The husband who belittled every interest and pursuit of his wife as “stupid and insignificant” and fondly called her an “airhead.” When challenged by others, he would smile and say “Aw, she knows that I love her!”
The husband who escalated ordinary disagreements to major crises by giving his wife the silent treatment for days at a time.
The wife who had a habit of blaming her husband every time anything went amiss — from a balky computer to a rained out picnic — with one phrase: “Can’t you do anything right?”
And there was the husband who snapped at his wife whenever he had a bad day at work and then wondered why she tended to keep her distance.
Of course many of these “little cruelties” are not little at all and some indicate larger problems within the marital relationship. But the fact is that casual cruelty, careless words and thoughtless actions can add considerably to marital tensions.
Working with couples, I often stress the importance of being kind to each other, even when depressed, mad, exasperated, disappointed or otherwise challenged. So much more is possible if disagreements are resolved amicably, if spouses are as courteous to each other as they are to good friends. Some people talk to their spouses in a way they wouldn’t dare with friends.
“Yeah,” one husband in therapy told me. “If I talked to my friends the way I talk to my wife…well, I wouldn’t because it would hurt their feelings.”
And he thought his wife’s feelings weren’t hurt? He squirmed a bit. “Well, she’s my wife. She should understand that I need to blow off steam. That’s just the way I am.”
Just the way I am.
I can’t count how many times I’ve heard that in couples counseling as a way to justify casual cruelty. It’s a way to say “I don’t intend to change” or “Pleasing you isn’t worth any discomfort on my part.”
It’s a relationship dead-end.
So what can you do to change a relationship headed downhill?
Think before you speak. Is that “just kidding!” comment or barbed humor likely to hurt your spouse? Is that casual aside or that verbal victory worth the cost to your relationship? Consider that it’s more important to be kind than to be relentlessly right.
Remember that your spouse is — or could be — your dearest friend. So treat him or her that way. If you wouldn’t say or do what you’re about to do to a dear friend — why in the world would you say or do that to your spouse?
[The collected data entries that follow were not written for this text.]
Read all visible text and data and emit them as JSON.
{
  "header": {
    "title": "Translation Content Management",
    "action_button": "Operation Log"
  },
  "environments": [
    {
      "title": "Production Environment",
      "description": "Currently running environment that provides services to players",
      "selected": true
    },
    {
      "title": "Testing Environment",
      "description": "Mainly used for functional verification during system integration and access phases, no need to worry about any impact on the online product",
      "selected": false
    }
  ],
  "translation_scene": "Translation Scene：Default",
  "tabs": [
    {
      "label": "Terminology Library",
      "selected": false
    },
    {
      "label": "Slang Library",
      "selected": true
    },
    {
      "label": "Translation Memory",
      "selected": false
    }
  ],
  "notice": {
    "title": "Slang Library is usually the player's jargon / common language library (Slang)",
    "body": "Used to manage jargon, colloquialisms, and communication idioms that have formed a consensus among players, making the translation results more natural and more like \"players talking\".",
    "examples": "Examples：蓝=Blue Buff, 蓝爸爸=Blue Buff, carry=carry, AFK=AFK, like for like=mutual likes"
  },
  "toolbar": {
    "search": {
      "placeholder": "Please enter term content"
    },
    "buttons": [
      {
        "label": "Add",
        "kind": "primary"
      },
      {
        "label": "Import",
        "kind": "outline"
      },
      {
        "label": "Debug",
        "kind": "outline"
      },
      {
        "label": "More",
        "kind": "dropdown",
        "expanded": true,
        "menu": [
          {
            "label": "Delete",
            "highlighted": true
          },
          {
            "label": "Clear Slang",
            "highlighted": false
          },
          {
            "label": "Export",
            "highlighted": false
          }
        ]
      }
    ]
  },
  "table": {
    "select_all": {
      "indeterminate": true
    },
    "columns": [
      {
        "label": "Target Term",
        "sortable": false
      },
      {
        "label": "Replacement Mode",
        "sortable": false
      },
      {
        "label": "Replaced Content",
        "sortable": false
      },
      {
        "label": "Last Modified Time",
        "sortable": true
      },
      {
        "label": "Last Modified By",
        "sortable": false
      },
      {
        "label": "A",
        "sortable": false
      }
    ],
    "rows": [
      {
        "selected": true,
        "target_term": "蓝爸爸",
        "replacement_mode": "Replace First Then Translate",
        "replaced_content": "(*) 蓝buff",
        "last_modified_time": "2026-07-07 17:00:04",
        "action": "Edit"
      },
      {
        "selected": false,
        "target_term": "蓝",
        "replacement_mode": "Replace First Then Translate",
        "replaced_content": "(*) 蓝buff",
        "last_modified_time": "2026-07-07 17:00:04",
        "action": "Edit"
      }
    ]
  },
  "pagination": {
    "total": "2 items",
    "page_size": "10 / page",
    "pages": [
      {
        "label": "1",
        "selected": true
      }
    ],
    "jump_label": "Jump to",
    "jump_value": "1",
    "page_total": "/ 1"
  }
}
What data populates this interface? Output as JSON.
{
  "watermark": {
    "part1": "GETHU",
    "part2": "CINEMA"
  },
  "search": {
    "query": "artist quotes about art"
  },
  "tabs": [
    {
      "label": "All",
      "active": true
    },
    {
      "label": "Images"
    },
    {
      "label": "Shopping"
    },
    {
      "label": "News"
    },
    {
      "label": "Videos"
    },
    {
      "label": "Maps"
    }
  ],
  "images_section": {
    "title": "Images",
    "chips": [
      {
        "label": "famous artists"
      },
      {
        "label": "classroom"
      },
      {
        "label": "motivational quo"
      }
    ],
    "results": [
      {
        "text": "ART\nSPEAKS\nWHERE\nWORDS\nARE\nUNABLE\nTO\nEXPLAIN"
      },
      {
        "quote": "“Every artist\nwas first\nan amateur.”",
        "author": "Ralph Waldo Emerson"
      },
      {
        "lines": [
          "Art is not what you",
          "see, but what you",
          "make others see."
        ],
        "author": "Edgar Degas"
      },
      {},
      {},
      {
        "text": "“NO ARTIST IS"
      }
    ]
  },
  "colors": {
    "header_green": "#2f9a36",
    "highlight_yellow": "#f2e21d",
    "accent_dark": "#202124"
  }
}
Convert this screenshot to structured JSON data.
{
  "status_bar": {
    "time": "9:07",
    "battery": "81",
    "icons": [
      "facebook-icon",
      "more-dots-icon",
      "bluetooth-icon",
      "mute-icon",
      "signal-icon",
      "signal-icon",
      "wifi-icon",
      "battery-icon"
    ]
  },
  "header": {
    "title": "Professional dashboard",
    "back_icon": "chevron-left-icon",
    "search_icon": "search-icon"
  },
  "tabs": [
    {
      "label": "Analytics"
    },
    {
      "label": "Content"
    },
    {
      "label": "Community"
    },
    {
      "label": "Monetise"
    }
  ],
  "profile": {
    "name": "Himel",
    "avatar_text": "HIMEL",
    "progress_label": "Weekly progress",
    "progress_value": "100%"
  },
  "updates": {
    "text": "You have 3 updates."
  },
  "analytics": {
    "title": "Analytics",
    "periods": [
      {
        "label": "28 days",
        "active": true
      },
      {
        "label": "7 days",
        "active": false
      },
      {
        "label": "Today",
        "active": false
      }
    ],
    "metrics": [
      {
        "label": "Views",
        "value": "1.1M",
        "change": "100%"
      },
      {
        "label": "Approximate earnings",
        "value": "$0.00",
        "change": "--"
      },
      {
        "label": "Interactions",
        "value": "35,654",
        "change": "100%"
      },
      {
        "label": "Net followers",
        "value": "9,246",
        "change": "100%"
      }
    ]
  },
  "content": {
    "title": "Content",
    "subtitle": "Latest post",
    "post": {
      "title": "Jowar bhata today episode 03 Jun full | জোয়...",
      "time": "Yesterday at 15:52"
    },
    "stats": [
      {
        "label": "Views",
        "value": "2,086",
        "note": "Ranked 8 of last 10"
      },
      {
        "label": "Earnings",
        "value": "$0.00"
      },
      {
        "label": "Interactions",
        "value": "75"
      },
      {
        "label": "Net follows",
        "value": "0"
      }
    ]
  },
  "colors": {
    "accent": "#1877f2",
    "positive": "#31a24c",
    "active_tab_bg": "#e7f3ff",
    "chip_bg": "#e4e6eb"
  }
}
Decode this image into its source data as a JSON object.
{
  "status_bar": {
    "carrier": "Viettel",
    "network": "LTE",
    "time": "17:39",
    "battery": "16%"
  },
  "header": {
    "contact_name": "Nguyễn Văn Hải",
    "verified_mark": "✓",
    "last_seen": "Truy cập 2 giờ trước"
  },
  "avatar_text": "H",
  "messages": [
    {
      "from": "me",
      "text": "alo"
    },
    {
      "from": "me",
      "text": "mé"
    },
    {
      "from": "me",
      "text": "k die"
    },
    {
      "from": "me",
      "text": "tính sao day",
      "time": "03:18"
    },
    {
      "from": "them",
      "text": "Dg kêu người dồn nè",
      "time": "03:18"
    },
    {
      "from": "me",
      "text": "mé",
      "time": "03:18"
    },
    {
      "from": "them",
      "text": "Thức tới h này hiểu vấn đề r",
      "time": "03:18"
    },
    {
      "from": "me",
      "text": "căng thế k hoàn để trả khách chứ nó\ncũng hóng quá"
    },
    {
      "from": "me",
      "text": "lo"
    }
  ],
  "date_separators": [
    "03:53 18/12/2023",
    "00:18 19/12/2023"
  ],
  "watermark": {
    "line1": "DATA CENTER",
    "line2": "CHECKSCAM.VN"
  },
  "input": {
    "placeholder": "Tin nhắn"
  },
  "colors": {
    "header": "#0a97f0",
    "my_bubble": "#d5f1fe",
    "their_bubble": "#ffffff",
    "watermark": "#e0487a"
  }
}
Change established patterns. This is as necessary for the victim as well as the perpetrator. As long as you don’t speak up, your spouse has little incentive to change.
Eradicate hierarchical thinking in your relationship. Get over yourself. Those married to people they consider beneath them in social status, intelligence or education may not only inflict considerable pain and hurt on their spouses, but also miss the joy of realizing the spouse’s unique strengths and talents. Growing up poor or middle class instead of rich doesn’t mean a person lacks class. The absence of a college or professional degree is not an indication that a person lacks insight or intelligence (and the acquisition of such a degree is no guarantee that a person is insightful or wise). Besides, there are many kinds of intelligence. In real life, emotional intelligence may far exceed intellectual ability in becoming a successful human being.
Don’t minimize those little things. Maybe they’re not so little to your spouse. Maybe the accumulated weight of small hurts, flashes of anger, and small betrayals is adding up to a big problem.
After all, it’s the small things, the casual, passing, little cruelties that can erode love and good will.
And it’s the small moments of connection and caring, of thoughtfulness and of kindness, one after another after another, that can help love to grow and flourish.
In marriage and in life, those small things can make a huge difference.